What limits the reliability of these and other bootstrapped CIs?
Several issues can tend to make bootstrapped CIs unreliable. Some apply to all approaches, others can be alleviated by approaches other than the empirical/basic or percentile methods.
The first, general, issue is how well the empirical distribution F^ represents the population distribution F. If it doesn't, then no bootstrapping method will be reliable. In particular, bootstrapping to determine anything close to extreme values of a distribution can be unreliable. This issue is discussed elsewhere on this site, for example here and here. The few, discrete, values available in the tails of F^ for any particular sample might not represent the tails of a continuous F very well. An extreme but illustrative case is trying to use bootstrapping to estimate the maximum order statistic of a random sample from a uniform U[0,θ] distribution, as explained nicely here. Note that bootstrapped 95% or 99% CI are themselves at tails of a distribution and thus could suffer from such a problem, particularly with small sample sizes.
Second, there is no assurance that sampling of any quantity from F^ will have the same distribution as sampling it from F. Yet that assumption underlies the fundamental principle of bootstrapping. Quantities with that desirable property are called pivotal. As AdamO explains:
This means that if the underlying parameter changes, the shape of the distribution is only shifted by a constant, and the scale does not necessarily change. This is a strong assumption!
For example, if there is bias it's important to know that sampling from F around θ is the same as sampling from F^ around t. And this is a particular problem in nonparametric sampling; as Ref. 1 puts it on page 33:
In nonparametric problems the situation is more complicated. It is now unlikely (but not strictly impossible) that any quantity can be exactly pivotal.
So the best that's typically possible is an approximation. This problem, however, can often be addressed adequately. It's possible to estimate how closely a sampled quantity is to pivotal, for example with pivot plots as recommended by Canty et al. These can display how distributions of bootstrapped estimates (T∗−t) vary with t, or how well a transformation h provides a quantity (h(T∗)−h(t)) that is pivotal. Methods for improved bootstrapped CIs can try to find a transformation h such that (h(T∗)−h(t)) is closer to pivotal for estimating CIs in the transformed scale, then transform back to the original scale.
The boot.ci()
function provides studentized bootstrap CIs (called "bootstrap-t" by DiCiccio and Efron) and BCa CIs (bias corrected and accelerated, where the "acceleration" deals with skew) that are "second-order accurate" in that the difference between the desired and achieved coverage α (e.g., 95% CI) is on the order of n−1, versus only first-order accurate (order of n−0.5) for the empirical/basic and percentile methods (Ref 1, pp. 212-3; Ref. 4). These methods, however, require keeping track of the variances within each of the bootstrapped samples, not just the individual values of the T∗j used by those simpler methods.
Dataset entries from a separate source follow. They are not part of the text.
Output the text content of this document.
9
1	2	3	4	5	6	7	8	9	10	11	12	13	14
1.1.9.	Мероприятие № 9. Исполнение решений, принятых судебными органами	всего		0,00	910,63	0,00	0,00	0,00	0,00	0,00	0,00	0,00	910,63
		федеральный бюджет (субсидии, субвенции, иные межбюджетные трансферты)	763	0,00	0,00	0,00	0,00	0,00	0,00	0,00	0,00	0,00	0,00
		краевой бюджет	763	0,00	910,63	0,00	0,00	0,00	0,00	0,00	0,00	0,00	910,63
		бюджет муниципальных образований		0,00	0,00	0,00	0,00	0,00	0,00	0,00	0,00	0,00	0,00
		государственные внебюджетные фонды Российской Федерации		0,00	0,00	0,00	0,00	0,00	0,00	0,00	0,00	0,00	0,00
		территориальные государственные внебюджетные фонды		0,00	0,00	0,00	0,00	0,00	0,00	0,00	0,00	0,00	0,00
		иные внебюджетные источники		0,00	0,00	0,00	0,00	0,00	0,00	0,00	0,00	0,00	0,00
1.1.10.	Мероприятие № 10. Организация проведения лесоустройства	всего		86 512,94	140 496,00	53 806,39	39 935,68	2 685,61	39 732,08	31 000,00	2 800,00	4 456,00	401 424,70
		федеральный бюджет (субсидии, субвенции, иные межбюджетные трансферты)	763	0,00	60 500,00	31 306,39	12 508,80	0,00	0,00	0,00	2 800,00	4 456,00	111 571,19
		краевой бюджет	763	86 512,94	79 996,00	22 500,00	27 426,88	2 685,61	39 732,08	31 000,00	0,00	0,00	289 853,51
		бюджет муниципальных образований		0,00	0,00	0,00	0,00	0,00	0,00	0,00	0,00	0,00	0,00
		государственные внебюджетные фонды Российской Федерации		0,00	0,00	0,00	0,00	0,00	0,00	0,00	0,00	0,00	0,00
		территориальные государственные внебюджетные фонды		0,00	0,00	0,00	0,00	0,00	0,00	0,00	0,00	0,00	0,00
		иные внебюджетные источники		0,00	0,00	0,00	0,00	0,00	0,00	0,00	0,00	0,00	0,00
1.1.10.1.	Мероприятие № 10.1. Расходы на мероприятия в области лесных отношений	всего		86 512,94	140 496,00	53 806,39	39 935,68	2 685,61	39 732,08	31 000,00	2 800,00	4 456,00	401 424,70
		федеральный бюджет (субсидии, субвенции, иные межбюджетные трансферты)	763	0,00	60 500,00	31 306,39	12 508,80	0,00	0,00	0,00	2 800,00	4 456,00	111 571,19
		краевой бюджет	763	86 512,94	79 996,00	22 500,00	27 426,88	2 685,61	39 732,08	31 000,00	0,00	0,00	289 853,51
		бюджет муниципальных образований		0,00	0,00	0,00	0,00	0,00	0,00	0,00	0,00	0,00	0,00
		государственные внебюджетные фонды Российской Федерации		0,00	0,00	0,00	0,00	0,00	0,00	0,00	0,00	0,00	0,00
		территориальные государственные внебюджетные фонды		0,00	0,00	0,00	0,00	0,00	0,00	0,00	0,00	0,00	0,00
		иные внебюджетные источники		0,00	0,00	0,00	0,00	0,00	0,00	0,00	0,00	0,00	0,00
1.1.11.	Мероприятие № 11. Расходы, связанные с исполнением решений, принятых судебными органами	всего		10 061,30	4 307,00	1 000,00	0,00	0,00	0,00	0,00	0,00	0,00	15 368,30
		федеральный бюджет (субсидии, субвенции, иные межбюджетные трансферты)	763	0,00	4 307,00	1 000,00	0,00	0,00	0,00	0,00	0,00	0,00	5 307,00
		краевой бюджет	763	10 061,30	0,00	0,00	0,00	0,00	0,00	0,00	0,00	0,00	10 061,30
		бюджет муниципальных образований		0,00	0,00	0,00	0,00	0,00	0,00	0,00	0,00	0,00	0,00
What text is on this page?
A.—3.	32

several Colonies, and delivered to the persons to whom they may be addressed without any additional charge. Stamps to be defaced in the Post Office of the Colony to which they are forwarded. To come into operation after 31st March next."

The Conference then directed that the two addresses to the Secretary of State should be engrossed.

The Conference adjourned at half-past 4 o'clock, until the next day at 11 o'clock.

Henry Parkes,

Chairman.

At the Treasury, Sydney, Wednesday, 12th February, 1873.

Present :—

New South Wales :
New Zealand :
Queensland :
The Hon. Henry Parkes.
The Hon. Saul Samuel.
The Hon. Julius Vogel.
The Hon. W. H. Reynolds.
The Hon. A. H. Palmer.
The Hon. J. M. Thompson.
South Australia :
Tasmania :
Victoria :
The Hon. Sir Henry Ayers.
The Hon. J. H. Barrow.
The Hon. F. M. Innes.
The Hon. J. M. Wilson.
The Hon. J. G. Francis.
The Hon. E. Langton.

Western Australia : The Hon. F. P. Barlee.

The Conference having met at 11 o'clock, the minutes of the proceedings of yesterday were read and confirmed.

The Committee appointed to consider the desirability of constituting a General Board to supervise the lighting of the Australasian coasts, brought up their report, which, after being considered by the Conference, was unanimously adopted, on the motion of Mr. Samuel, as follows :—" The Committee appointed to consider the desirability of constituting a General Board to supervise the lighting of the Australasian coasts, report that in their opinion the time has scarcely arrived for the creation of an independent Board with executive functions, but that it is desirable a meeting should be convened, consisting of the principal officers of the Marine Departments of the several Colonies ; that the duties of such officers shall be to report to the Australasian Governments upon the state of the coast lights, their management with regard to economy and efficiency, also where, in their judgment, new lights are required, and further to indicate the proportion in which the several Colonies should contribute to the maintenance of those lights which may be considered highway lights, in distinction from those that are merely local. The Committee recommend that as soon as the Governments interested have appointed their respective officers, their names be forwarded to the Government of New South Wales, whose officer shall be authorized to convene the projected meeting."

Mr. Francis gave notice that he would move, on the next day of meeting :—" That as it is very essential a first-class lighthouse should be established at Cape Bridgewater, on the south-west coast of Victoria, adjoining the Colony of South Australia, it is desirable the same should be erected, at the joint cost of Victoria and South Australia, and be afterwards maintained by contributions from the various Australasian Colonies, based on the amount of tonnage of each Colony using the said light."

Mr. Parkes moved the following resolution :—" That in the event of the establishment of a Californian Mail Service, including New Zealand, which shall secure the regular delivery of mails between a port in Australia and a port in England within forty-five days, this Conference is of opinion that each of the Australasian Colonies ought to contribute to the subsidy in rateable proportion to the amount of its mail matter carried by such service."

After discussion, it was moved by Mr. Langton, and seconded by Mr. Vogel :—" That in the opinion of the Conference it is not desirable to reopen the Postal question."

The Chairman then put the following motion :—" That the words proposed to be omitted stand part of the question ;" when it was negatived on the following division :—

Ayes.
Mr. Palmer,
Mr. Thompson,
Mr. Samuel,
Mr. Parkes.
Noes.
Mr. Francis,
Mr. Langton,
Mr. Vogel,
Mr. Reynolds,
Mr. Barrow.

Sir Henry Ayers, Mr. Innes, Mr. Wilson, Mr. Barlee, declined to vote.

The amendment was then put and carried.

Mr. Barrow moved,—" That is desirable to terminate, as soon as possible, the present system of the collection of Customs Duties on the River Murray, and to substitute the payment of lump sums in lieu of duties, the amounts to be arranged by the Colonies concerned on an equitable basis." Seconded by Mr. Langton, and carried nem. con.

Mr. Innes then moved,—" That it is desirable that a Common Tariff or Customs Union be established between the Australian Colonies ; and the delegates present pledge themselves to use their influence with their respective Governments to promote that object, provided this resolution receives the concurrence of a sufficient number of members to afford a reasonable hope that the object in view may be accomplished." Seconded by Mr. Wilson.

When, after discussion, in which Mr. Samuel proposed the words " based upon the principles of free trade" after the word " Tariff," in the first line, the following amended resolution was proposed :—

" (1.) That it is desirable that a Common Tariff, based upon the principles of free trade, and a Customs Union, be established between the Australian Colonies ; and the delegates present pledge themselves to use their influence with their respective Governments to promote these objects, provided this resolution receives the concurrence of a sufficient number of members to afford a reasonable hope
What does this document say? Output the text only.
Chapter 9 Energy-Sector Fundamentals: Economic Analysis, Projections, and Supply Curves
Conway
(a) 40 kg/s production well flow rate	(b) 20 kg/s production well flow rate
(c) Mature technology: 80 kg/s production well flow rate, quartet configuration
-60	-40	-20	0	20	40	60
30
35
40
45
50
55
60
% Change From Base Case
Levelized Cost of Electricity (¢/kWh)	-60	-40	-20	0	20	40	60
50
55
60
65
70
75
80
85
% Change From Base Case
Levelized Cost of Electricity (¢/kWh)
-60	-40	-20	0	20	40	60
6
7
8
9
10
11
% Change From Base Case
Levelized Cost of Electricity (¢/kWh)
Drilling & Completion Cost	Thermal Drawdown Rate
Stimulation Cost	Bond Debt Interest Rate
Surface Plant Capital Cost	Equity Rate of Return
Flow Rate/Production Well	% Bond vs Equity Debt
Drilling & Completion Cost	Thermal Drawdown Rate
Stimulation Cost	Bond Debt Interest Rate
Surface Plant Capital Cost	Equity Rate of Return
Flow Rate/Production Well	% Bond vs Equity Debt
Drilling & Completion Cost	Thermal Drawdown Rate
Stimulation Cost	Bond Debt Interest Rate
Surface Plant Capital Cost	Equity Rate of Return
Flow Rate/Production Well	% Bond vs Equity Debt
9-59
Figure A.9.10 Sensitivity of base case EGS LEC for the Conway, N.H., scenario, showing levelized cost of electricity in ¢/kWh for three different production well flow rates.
In extreme cases, one might need to resort to bootstrapping within the bootstrapped samples themselves to provide adequate adjustment of confidence intervals. This "Double Bootstrap" is described in Section 5.6 of Ref. 1, with other chapters in that book suggesting ways to minimize its extreme computational demands.
Davison, A. C. and Hinkley, D. V. Bootstrap Methods and their Application, Cambridge University Press, 1997.
Efron, B. Bootstrap Methods: Another look at the jacknife, Ann. Statist. 7: 1-26, 1979.
Fox, J. and Weisberg, S. Bootstrapping regression models in R. An Appendix to An R Companion to Applied Regression, Second Edition (Sage, 2011). Revision as of 10 October 2017.
DiCiccio, T. J. and Efron, B. Bootstrap confidence intervals. Stat. Sci. 11: 189-228, 1996.
Canty, A. J., Davison, A. C., Hinkley, D. V., and Ventura, V. Bootstrap diagnostics and remedies. Can. J. Stat. 34: 5-27, 2006.